AURORA | Just as district-level state test results released at the beginning of the month showed gaps between Aurora’s two school districts, so, too, do district growth reports released last week by the Colorado Department of Education.
PARCC results released Sept. 1 showed Cherry Creek students topping or matching state averages at every grade level in language arts and math — often besting those averages significantly. On the other hand, APS — outside a small sample size — failed to better or match those same averages.
Now, new growth summary information — the Colorado Growth Model, released Sept. 20 through the 2016 Colorado Measures of Academic Success, or CMAS — shows a similar disparity in comparing each district’s growth to the general 50-percentile state median growth mark.
Per individual grade levels, four of Cherry Creek School District’s were above the state median growth percentile in English language arts (50 percentile), while all grades — fourth-through-ninth — bested state median growth in math.
“Overall, we were pleased with our baseline growth results,” said Judy Skupa, associate superintendent of performance improvement.
By comparison, Aurora Public Schools’ seventh- and eighth-graders showed modest, respective 2- and 3-point growths above median average in English. Meanwhile, APS students failed to beat state median averages in math at any grade level, though ninth-graders were in line with state growth percentiles.
The two districts did share one similarity, according to the growth model: Sixth-grade students struggled in English language arts across the board. Cherry Creek sixth-graders were in the 45th percentile in English; APS sixth-graders had an even poorer showing, in the 42nd percentile. Cherry Creek sixth-graders fared considerably better in math (51st percentile), but APS sixth-graders showed equally deficient growth there, finishing even below English language growth, in the 41st percentile.
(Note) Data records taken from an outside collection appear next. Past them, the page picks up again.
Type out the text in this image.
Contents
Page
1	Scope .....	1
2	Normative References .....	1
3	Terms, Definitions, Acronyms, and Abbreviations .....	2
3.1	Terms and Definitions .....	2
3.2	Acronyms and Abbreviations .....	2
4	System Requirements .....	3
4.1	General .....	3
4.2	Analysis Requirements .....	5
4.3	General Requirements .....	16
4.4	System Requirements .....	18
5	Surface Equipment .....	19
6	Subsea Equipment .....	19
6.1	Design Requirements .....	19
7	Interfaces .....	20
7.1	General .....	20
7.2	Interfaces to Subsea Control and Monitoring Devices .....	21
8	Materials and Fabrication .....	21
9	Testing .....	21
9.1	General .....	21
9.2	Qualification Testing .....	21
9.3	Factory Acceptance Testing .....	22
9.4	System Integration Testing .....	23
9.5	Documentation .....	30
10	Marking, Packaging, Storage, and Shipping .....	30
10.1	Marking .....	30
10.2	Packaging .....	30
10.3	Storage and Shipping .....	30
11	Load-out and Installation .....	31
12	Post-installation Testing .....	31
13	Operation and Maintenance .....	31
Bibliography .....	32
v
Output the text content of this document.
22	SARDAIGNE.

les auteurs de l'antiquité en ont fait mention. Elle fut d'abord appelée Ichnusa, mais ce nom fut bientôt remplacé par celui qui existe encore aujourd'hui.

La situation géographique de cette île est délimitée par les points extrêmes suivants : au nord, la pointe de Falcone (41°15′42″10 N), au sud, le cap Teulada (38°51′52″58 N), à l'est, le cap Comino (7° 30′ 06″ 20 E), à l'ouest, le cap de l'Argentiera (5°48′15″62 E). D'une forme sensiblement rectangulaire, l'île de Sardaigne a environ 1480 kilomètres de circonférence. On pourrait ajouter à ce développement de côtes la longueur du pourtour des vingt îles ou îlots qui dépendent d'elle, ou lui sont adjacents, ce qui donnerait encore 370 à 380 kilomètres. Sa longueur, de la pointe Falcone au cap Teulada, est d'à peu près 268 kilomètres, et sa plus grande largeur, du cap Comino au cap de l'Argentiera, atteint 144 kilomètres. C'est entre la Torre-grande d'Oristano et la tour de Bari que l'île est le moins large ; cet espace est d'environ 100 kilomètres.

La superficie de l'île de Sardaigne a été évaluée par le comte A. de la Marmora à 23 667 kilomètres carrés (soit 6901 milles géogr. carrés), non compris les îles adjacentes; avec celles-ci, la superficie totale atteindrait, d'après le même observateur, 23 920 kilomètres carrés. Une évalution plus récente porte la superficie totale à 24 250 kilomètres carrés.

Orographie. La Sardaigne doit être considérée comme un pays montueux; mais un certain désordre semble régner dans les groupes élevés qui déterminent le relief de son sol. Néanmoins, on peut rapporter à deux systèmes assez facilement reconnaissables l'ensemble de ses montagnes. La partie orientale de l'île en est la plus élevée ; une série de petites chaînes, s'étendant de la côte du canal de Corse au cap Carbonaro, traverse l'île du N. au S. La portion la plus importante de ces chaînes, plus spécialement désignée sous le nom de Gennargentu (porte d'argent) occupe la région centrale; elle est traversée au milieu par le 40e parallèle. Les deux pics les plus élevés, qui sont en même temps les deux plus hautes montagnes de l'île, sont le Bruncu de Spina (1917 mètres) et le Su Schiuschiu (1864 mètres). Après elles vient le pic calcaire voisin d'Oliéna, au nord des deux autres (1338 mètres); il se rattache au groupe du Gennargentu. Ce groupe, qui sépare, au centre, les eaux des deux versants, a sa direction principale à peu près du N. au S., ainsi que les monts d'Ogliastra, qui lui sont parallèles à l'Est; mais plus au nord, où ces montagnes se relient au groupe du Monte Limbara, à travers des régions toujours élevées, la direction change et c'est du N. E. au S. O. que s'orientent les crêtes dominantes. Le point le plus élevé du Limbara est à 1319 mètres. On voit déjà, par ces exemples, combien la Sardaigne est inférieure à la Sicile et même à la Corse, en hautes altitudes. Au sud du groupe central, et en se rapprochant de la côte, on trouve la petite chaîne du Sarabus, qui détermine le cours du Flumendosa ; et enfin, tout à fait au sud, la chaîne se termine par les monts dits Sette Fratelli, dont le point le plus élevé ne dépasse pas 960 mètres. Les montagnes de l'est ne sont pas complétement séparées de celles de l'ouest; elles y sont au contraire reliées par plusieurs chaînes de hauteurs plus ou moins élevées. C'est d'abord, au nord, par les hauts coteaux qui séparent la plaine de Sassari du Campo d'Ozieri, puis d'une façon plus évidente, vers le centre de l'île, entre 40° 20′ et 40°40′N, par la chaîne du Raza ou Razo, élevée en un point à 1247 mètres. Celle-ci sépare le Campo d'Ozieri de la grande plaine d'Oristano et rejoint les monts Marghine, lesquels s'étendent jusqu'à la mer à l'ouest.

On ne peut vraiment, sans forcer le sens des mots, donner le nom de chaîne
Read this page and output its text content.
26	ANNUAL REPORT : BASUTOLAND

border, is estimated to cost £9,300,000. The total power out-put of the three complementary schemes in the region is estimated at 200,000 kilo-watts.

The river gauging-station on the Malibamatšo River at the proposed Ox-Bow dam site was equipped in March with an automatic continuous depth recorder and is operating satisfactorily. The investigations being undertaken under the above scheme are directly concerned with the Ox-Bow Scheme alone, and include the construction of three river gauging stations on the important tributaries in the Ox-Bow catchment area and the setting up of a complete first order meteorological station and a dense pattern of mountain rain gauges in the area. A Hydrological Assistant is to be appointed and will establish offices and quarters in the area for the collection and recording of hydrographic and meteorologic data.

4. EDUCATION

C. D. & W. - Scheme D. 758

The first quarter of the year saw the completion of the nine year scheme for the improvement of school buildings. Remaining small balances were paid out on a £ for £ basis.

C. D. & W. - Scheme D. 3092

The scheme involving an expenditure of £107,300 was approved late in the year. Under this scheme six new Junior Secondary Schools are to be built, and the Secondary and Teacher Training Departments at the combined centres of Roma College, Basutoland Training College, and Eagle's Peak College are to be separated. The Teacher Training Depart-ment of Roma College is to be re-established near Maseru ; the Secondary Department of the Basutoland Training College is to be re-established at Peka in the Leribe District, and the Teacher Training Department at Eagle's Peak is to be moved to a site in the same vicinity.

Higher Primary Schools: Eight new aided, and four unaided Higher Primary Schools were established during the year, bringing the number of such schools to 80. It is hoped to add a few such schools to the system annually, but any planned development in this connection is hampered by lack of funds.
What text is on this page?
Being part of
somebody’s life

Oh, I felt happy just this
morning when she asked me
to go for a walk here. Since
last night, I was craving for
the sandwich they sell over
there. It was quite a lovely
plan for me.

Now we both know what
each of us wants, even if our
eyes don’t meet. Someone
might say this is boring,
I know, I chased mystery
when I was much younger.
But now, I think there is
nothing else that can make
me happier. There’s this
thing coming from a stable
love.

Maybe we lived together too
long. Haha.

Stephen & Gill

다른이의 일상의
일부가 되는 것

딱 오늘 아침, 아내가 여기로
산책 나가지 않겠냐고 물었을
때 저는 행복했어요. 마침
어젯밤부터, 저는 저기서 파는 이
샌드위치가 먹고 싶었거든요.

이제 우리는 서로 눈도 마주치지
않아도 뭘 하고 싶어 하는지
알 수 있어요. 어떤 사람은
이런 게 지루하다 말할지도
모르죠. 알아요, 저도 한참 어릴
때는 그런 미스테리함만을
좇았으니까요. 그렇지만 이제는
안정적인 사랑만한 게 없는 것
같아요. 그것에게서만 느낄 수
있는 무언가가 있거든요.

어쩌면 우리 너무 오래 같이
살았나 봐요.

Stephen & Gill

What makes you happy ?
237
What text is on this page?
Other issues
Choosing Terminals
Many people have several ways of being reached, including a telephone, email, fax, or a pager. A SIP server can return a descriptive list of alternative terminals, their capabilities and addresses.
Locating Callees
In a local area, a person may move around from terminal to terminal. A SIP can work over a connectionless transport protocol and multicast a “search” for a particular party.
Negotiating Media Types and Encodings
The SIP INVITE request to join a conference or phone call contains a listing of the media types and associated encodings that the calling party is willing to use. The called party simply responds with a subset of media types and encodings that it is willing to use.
“We also know that growth especially needs to be accelerated at the sixth-grade level, so this year, we have implemented a pilot at some of our middle schools to accelerate learning,” APS spokeswoman Patti Moon said in an email. “We hope to see more accelerated growth and increases in achievement at all levels.”
Skupa said CCSD is analyzing the data to develop a strategy to improve growth in that area.
The growth model also showed a gap between the two districts in terms of progress for black students. In Cherry Creek, black students were in line with state averages in growth in English language arts and up 1 percentile over the 46th percentile median growth in math. In APS, both English and math percentiles were 5 points below state growth medians for black students.
Moon said the district is specifically addressing those gaps.
“We are committed to closing achievement gaps through our focus on equity work. In fact, we have made that a priority in our Division of Equity in Learning,” she said.
There was one more similarity in growth rates between the two neighboring districts: Girls are showing improved growth rates. Female students of Cherry Creek edged out the state average in English by 1 percentile but topped the state average in math by 5 percentile points, beating out the boys growth medians by 10 and 5 percentile points respectively. Girls in APS fell short of state medians by 2 percentile points in English and 4 in math. Still, they bettered the boys by 3 percentile points in math growth metrics and a whopping 11 percentile points in English.
Skupa said CCSD is pleased with the results — even if they’re a bit premature.
“Again, this data is viewed as baseline data,” said Skupa, referring to the fact that the growth model is based on testing modified just two years ago, with results delivered later than originally anticipated both in 2015 and again this year. “As additional years of CMAS/PARCC data are accumulated, we will be able to interpret results based on trends over time.”